Although many things have changed in Hollywood since "When Harry Met Sally..." came out in 1989, and Ephron and Carrie Fisher are among those involved who have died, it is incredible how its lines and truths have stood the test of time.
The Associated Press caught up with Reiner to talk about the film and the simple secret to making a good romantic comedy. Remarks have been edited for clarity and brevity.
AP: Some of your beloved films have already turned 30 ("This Is Spinal Tap," ''The Princess Bride," ''Stand by Me"), so this isn't a new landmark for you, but does it make you reflect at all?
REINER: It makes me old. That's all it makes me.
AP: Is it surreal that it's opening up the TCM Classic Film Festival?
REINER: It's really cool. You make a film and you don't know if it's going to stand the test of time or people are going to still like it. Whenever you've done something that people still enjoy it's a pretty cool thing.
AP: Why do you think this one still resonates?
REINER: All I can ever do is I look into myself and try to figure out, "How do I think as a man?" There are certain universal things that men experience and the fact that I was working with Nora Ephron, she brought the female perspective to the mix, and we made it a part of the creative process to say what actually happens between men and women. You know, it's not about the cute meet or putting some obstacles between the lovers so that they get together, but what actually happens with men and women. That was really the motivation for me. Because I was married for 10 years and had been single for 10 years and I was making a mess of my dating life. I kept saying, how does this work? How do a man and woman get together? I started thinking about that and I talked to Nora and she liked the idea and we started working on it. I think people see some basic truths about men and women when they watch that movie.

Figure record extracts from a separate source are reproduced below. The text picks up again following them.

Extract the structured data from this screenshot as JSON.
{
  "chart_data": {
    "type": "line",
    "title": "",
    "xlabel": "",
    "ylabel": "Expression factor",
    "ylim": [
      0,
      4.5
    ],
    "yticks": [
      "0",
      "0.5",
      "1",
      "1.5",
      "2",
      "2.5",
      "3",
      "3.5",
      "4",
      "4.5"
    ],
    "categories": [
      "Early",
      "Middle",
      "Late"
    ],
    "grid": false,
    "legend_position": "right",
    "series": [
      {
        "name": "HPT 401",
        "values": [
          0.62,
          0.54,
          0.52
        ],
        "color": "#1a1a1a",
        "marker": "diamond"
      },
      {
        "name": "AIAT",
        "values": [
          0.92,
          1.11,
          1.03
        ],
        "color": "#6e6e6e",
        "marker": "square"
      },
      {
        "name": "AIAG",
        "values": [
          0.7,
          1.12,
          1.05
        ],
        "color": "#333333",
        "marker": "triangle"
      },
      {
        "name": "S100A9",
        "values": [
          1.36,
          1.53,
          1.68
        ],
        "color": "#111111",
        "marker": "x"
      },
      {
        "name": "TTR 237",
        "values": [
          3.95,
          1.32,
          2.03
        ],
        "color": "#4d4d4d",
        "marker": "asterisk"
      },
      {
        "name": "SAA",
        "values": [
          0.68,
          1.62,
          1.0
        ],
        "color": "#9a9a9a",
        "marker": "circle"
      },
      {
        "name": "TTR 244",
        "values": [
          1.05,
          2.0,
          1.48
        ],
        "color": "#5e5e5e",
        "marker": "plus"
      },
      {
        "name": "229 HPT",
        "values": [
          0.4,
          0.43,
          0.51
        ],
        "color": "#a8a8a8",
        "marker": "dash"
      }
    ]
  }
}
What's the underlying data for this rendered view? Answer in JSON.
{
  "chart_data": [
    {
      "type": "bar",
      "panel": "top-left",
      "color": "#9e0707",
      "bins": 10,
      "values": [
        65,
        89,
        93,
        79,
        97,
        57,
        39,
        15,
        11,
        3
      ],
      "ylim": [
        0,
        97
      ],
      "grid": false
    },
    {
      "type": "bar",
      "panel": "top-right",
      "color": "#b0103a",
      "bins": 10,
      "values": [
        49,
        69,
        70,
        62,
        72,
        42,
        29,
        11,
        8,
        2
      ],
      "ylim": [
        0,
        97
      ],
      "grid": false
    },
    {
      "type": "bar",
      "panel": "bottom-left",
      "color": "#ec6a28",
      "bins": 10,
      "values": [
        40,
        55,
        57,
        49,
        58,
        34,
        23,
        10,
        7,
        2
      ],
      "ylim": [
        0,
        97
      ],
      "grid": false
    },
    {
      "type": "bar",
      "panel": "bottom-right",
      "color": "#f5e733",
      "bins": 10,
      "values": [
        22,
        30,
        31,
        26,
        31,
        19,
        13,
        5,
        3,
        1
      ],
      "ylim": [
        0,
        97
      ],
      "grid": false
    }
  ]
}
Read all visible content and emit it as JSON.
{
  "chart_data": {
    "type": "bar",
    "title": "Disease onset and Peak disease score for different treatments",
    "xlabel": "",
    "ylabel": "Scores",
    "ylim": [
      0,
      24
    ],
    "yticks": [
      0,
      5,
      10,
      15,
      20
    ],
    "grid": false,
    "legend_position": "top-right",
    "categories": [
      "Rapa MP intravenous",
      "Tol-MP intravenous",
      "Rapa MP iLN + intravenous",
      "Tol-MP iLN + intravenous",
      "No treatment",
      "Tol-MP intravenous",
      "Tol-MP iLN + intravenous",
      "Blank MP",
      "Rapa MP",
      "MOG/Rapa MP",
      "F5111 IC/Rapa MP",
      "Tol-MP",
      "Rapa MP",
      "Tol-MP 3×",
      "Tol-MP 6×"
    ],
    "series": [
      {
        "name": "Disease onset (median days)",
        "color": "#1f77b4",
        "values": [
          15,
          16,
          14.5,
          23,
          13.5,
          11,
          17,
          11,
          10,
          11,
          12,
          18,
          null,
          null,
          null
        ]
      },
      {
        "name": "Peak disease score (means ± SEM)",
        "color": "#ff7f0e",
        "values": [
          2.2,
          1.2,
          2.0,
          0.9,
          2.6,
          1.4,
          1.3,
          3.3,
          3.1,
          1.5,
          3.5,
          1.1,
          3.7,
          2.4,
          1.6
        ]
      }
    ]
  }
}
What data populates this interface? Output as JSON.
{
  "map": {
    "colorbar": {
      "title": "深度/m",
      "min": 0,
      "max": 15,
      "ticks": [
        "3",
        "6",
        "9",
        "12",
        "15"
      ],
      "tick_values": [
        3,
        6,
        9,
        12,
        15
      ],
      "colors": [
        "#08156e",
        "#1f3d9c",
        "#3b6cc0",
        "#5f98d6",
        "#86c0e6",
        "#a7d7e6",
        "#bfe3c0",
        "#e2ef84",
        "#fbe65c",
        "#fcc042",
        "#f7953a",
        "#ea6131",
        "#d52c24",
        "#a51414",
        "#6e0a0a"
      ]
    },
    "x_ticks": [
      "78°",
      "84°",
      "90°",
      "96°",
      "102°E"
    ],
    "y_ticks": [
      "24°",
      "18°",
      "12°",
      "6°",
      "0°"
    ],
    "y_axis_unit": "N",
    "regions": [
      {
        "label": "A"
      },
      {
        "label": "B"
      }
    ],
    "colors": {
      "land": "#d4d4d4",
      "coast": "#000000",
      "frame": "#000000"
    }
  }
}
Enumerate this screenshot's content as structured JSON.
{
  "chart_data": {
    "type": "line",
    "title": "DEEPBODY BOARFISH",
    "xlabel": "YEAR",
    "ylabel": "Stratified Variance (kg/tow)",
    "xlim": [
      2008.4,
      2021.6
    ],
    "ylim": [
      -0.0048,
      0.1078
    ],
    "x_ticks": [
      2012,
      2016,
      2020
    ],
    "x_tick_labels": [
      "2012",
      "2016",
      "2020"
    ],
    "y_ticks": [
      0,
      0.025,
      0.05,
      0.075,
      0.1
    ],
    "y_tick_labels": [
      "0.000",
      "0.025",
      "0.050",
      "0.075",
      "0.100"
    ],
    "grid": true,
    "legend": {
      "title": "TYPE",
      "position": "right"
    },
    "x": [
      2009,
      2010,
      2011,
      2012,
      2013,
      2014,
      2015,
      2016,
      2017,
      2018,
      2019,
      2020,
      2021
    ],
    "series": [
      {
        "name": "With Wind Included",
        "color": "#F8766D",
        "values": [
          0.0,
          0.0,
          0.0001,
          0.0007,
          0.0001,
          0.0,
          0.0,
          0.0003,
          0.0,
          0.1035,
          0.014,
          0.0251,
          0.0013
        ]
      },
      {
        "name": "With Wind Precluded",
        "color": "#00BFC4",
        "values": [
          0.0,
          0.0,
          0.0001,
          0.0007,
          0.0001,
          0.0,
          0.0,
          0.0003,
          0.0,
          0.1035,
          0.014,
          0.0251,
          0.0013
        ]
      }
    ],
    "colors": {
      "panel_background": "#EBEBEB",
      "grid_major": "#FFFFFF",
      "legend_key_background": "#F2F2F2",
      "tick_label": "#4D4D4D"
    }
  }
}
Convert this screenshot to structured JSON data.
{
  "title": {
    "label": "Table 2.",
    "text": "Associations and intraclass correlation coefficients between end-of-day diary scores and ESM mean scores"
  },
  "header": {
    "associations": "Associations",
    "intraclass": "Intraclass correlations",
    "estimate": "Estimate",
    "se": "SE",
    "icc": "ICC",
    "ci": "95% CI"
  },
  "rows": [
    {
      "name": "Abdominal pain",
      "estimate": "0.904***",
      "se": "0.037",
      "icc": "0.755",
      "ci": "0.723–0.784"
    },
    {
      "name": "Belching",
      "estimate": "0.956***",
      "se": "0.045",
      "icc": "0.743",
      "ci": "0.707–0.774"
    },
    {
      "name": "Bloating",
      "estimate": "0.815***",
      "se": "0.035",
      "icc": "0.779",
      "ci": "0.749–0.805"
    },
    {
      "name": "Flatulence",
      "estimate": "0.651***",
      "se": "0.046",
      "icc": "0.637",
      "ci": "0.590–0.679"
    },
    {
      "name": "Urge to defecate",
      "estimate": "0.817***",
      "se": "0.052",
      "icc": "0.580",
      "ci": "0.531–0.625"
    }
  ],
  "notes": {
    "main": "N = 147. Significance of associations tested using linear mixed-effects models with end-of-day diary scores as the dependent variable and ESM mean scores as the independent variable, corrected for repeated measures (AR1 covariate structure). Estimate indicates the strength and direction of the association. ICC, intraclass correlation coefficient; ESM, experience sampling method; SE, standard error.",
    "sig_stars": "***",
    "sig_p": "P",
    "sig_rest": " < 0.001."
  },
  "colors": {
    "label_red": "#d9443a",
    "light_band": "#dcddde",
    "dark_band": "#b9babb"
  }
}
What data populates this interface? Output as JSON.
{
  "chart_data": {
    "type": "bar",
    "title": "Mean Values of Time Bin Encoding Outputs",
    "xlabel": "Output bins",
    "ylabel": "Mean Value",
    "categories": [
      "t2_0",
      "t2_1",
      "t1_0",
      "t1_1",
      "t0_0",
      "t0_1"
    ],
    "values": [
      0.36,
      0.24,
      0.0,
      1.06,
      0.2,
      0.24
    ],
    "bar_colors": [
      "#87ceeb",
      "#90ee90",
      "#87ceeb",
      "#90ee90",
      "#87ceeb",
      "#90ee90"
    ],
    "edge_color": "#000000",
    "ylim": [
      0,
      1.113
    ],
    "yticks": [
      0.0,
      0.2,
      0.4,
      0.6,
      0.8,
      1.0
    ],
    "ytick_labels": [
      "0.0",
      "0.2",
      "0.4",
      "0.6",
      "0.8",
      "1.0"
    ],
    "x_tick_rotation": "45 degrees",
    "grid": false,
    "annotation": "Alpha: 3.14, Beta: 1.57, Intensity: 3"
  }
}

AP: I think you just described why so many romantic comedies don't work.
REINER: To me the best ones are the ones that are extensions of the filmmakers.
AP: It is interesting that none of your films have been remade. I'm sure people have tried.
REINER: They've asked me on this one, they say "why don't you make a sequel? Where're Harry and Sally now?" They've asked me that about "Spinal Tap," about "Princess Bride" and things. But to me it's like, I did that already. My mind is in a different place now so whatever I'm thinking about now I try to express.
AP: "When Harry Met Sally..." helped kick off a whole rom-com renaissance. Why do you think the form went out of style for a bit?
REINER: I don't know why. To me the dance that happens between men and women is forever. That is the mating dance. That's what we do. The studios are making a certain kind of film and basically they're big event, franchise type pictures with lots of CGI and action and all that stuff. And they're not really focused on human dramas or romantic comedies or courtroom dramas. The only people who were making these kinds of things would be independent filmmakers and it's very tough to make an honest film about what happens. You could do it now. Right now if you were a young filmmaker and you wanted to make a romantic film, comedy, whatever, there's a lot of gender fluidity and sexual fluidity and all of those elements would be part of it, it would seem to me, to somebody interested in wanting to do it. But you can't get them made at studios. They don't make those kinds of films. The only comedy, sort of romantic, they're R-rated. They don't make just relationship movies.
AP: Are you and Billy and Meg going to get together to catch up around the event?
REINER: We're going to be at the screening. And Billy called me and was saying they're going to give him the hands and feet at Grauman's (now TCL) Chinese Theater the next day and he asked me to come and speak. My dad and I had that done a while ago and Billy came. So that'll be nice.